[2017.08.25] Prawo nie dla sędziów
Dodane przez Administrator dnia 25/08/2017 19:38:27
Sejm znowelizował ustawę o sądach powszechnych, następnie przyjął ją Senat, a Prezydent podpisał. Tym samym zawarte w niej zapisy stały się obowiązującym prawem. Nie dla wszystkich. Są sędziowie, a nawet sędziowskie stowarzyszenia, które mają czelność wzywać sędziów do nierespektowania prawa. Jedno z nich, założone w czerwcu tego roku, Forum Współpracy Sędziów, pozwala sobie nawet grozić sędziom, którzy zastosują się do nowych przepisów jakimś bliżej nieokreślonym odwetem w przyszłości. W wydanym oświadczeniu stowarzyszenie zapowiada, że działanie zgodnie z nowymi przepisami „będzie odnotowane i może być w przyszłości poczytane jako współuczestnictwo w działaniach niezgodnych z obowiązującym porządkiem prawnym”. Ten skandal mija bez echa, a sędziowie, którzy nawołują do nieprzestrzegania prawa, zapewne nadal orzekają na rozprawach. Wprawdzie są tak odważni, że wolą nie ujawniać swoich nazwisk, ale przecież w środowisku sędziowskim chyba dobrze wiadomo, kto sprzeciwia się reformie sądownictwa.

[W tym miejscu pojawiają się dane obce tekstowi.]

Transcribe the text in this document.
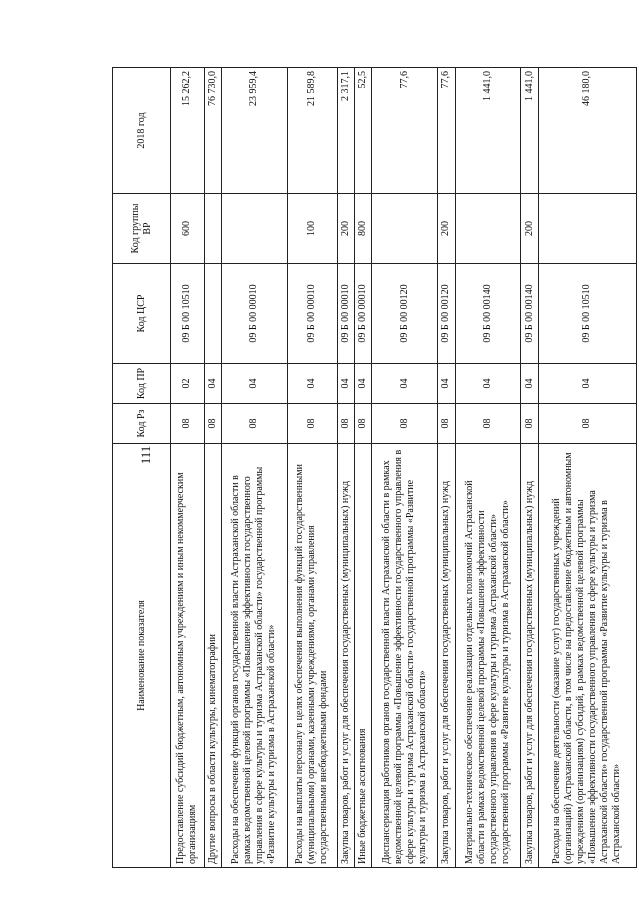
111
Наименование показателя	Код Рз	Код ПР	Код ЦСР	Код группы ВР	2018 год
Предоставление субсидий бюджетным, автономным учреждениям и иным некоммерческим организациям	08	02	09 Б 00 10510	600	15 262,2
Другие вопросы в области культуры, кинематографии	08	04			76 730,0
Расходы на обеспечение функций органов государственной власти Астраханской области в рамках ведомственной целевой программы «Повышение эффективности государственного управления в сфере культуры и туризма Астраханской области» государственной программы «Развитие культуры и туризма в Астраханской области»	08	04	09 Б 00 00010		23 959,4
Расходы на выплаты персоналу в целях обеспечения выполнения функций государственными (муниципальными) органами, казенными учреждениями, органами управления государственными внебюджетными фондами	08	04	09 Б 00 00010	100	21 589,8
Закупка товаров, работ и услуг для обеспечения государственных (муниципальных) нужд	08	04	09 Б 00 00010	200	2 317,1
Иные бюджетные ассигнования	08	04	09 Б 00 00010	800	52,5
Диспансеризация работников органов государственной власти Астраханской области в рамках ведомственной целевой программы «Повышение эффективности государственного управления в сфере культуры и туризма Астраханской области» государственной программы «Развитие культуры и туризма в Астраханской области»	08	04	09 Б 00 00120		77,6
Закупка товаров, работ и услуг для обеспечения государственных (муниципальных) нужд	08	04	09 Б 00 00120	200	77,6
Материально-техническое обеспечение реализации отдельных полномочий Астраханской области в рамках ведомственной целевой программы «Повышение эффективности государственного управления в сфере культуры и туризма Астраханской области» государственной программы «Развитие культуры и туризма в Астраханской области»	08	04	09 Б 00 00140		1 441,0
Закупка товаров, работ и услуг для обеспечения государственных (муниципальных) нужд	08	04	09 Б 00 00140	200	1 441,0
Расходы на обеспечение деятельности (оказание услуг) государственных учреждений (организаций) Астраханской области, в том числе на предоставление бюджетным и автономным учреждениям (организациям) субсидий, в рамках ведомственной целевой программы «Повышение эффективности государственного управления в сфере культуры и туризма Астраханской области» государственной программы «Развитие культуры и туризма в Астраханской области»	08	04	09 Б 00 10510		46 180,0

Sędzia, który jest rzecznikiem Krajowej Rady Sądownictwa, a o którym media piszą, że jest równocześnie członkiem opisanego wyżej Forum, występował pod Sejmem na wiecu „totalnej” opozycji. Jest więc znakomitym przykładem sędziowskiej apolityczności. Był też bohaterem medialnych sensacji na temat nadpłaconych przez niego alimentów, których zwrotu zażądał od swoich córek. Jego była żona złożyła w tej sprawie skargę do Krajowej Rady Sądownictwa, której sędzia jest rzecznikiem, ale Komisja do Spraw Etyki Zawodowej Sędziów i Asesorów Sądowych ani nie dopatrzyła się powodów do postępowania dyscyplinarnego, ani nie stwierdziła naruszenia zasad sędziowskiej etyki. Według mediów sędzia dysponuje pokaźnym mieniem, ale okazuje się, że Centralne Biuro Antykorupcyjne miało zastrzeżenia do składanych przez niego oświadczeń majątkowych. A przecież jeszcze niedawno część środowiska sędziowskiego bardzo zaciekle broniła się przed upublicznianiem swoich majątkowych oświadczeń.
Jakie mamy sądy, każdy widzi. Dopóki sędziowie nie pozbędą się ze swojego środowiska czarnych owiec, dzięki którym – jak podczas tzw. reprywatyzacji w Warszawie – aferzyści mogli kpić sobie ze sprawiedliwości, dopóki arogancja „specjalnej kasty” nie zostanie ukrócona, tak długo wymiar sprawiedliwości nie będzie cieszyć się zaufaniem opinii publicznej. W interesie sędziów jest, aby reforma nastąpiła jak najszybciej i radykalnie oczyściła ich grupę zawodową.
Wyniki sondaży poparcia dla partii politycznych wciąż pokazują, że reformy przeprowadzane przez Prawo i Sprawiedliwość, cieszą się społecznym zaufaniem. Reforma sądów, obiecywana w kampanii, zarówno przed wyborami parlamentarnymi, jak i prezydenckimi, należy do najważniejszych zadań obecnej władzy. Opozycja broni sądowych patologii tak samo, jak broni przywilejów byłych esbeków. Wspierają ją opozycyjne media, a niektóre z nich biją już rekordy nierzetelności i manipulacji. Ta sytuacja także wymaga pilnych zmian. Tym bardziej, gdy następuje koncentracja w rękach jednego właściciela znacznej części rynku prasowego, poszerzona o stacje radiowe czy portale internetowe. Opozycyjne masmedia nawołują do protestów przeciwko reformie sądownictwa w przekonaniu, że sądy zrewanżują się korzystnymi wyrokami, gdy wprowadzona zostanie ustawa o dekoncentracji rynku medialnego. Zgodnie z zasadą: ręka rękę myje.